At CHF 5.0 million, cash flow from operating activities was up CHF 18.3 million year on year. Compared to the previous year, CHF 26.7 million more was paid out in claims and CHF 0.3 million more for personnel and operating costs in the 2021 financial year. At the same time, premium payments increased by CHF 40.8 million to CHF 116.7 million and repayments from claims by CHF 4.5 million to CHF 16.4 million.
Cash flow from investment activities includes both regular and unscheduled early repayments from credit balances from debt rescheduling agreements plus the corresponding interest. At CHF 29.1 million, this figure remained at a similarly low level as in the previous year. This was due to missed payments resulting from pandemic-related deferral requests (Cameroon and Pakistan) and requests to renegotiate existing debt rescheduling agreements (Argentina and Cuba). Cash flow for this area averaged CHF 108.9 million in the past. It was striking to note that interest payments from debt rescheduling agreements have halved compared to 2007, the year in which SERV was founded. Since 2020, the project costs for the TRS project have been capitalised under intangible assets, with CHF 3.9 million capitalised for 2021. The cash flow relating to this capitalisation amounted to CHF 3.8 million.
Proof of Economic Viability
In 20201 SERV showed positive loading in all segments.

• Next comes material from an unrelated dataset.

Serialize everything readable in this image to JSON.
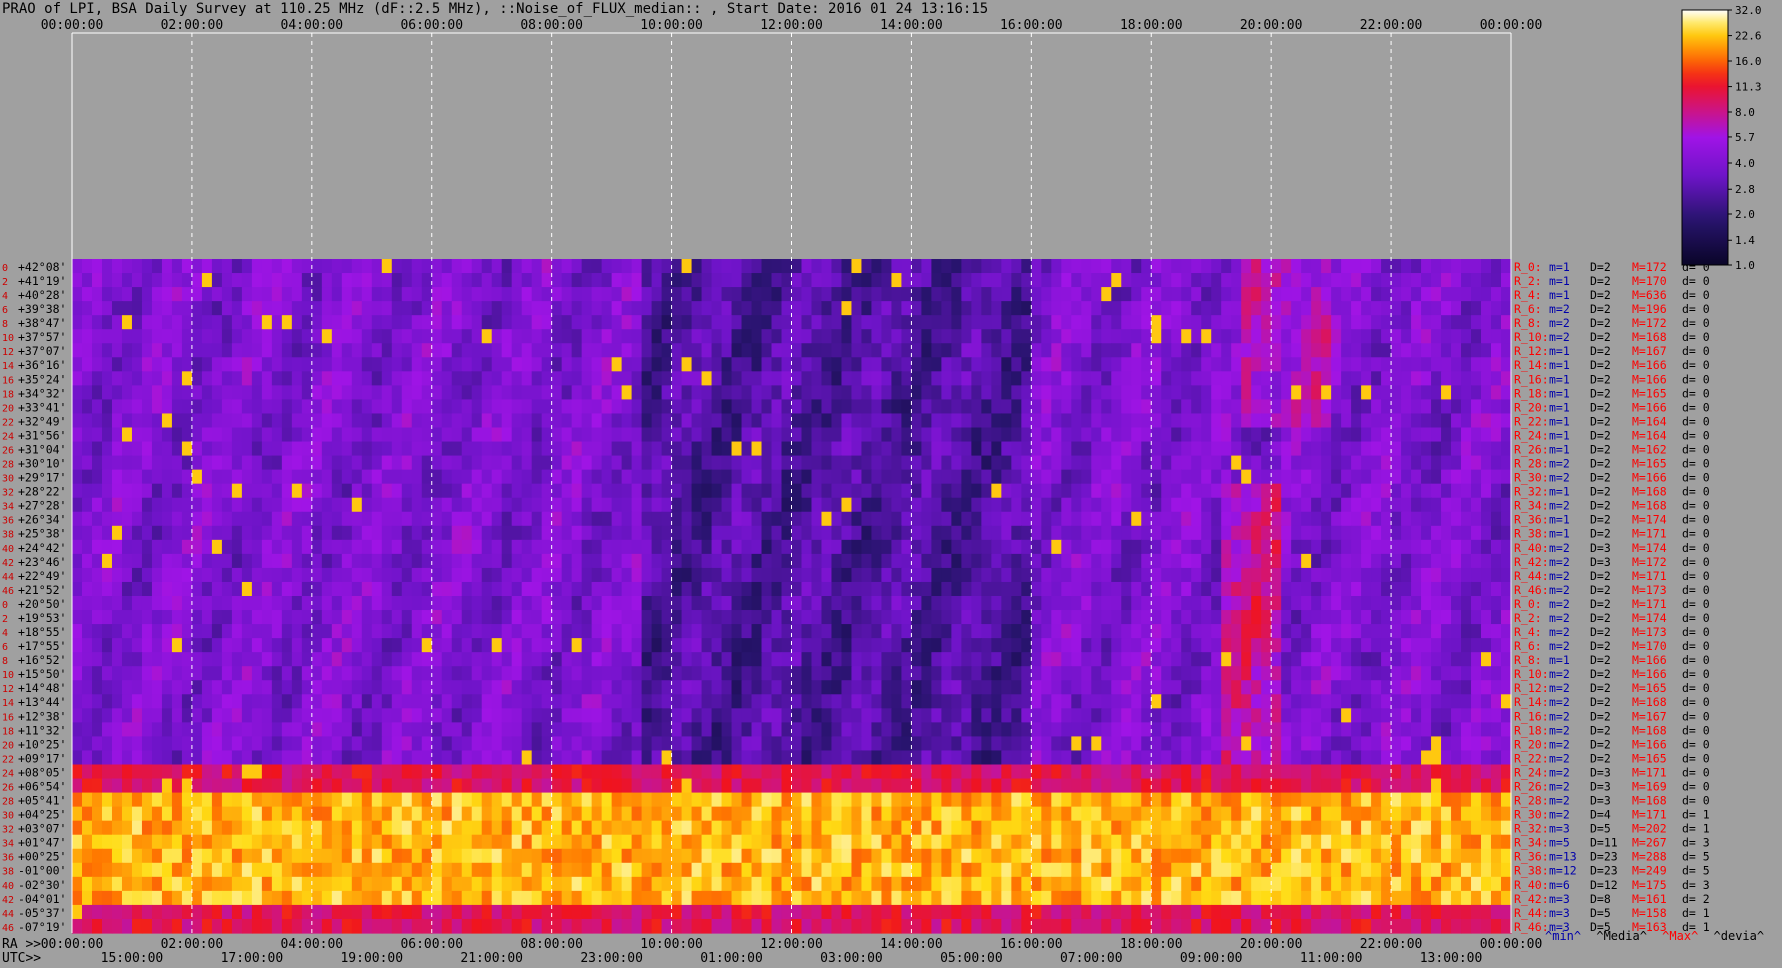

This means that earned premiums exceeded the actuarial risk, i.e. the average expected annual loss, which is the theoretical probability-weighted average potential loss calculated for an annual reporting period. The calculation is based on the loss probabilities and assumed recovery ratios.
For 2021, all segments with the exception of the “private debtors without del credere” segment had surplus cover on an operational level (economic viability 1). As a result of the general interest rate situation, there has been no interest income at all from cash investments since 2017, for which reason the figures for economic viability 1 and 2 are identical. No substantial contributions from cash investments are expected for the foreseeable future. Despite the deficient cover in the “private debtors without del credere” segment for economic viability 1 and 2, SERV overall was able to post significant surplus cover of CHF 17.8 million across all grades.
Since SERV was founded, the average surplus cover of economic viability 1 for the primary segment “public debtors” has been CHF 6.2 million, and CHF 9.2 million for the primary segment “private debtors”. This means that economic viability 1 has so far been significantly exceeded for the primary segments. If economic viability on an operational level (economic viability 1) is positive, so is economic viability 2, unless SERV’s capital is burdened with negative interest rates.
In the income statement by segment, items that are not directly related to an insurance transaction in a segment are distributed across the three segments using an allocation formula (cf. PDF Notes regarding the Income Statement, Comments 12–18, p. 55–56). Items are not broken down into segments on the balance sheet where doing so has only limited indicative value.
In the income statement, the two segments “private debtors with del credere” and “public debtors” closed the year with a negative result. This was largely down to the loss expenses resulting from the formation of provisions and value adjustments. The successful performance of the “private debtors without del credere” division was not able to compensate for the losses of the other two segments. Experience shows that the annual results for segment accounting are influenced to a large extent by the loss expenses incurred and are thus very volatile.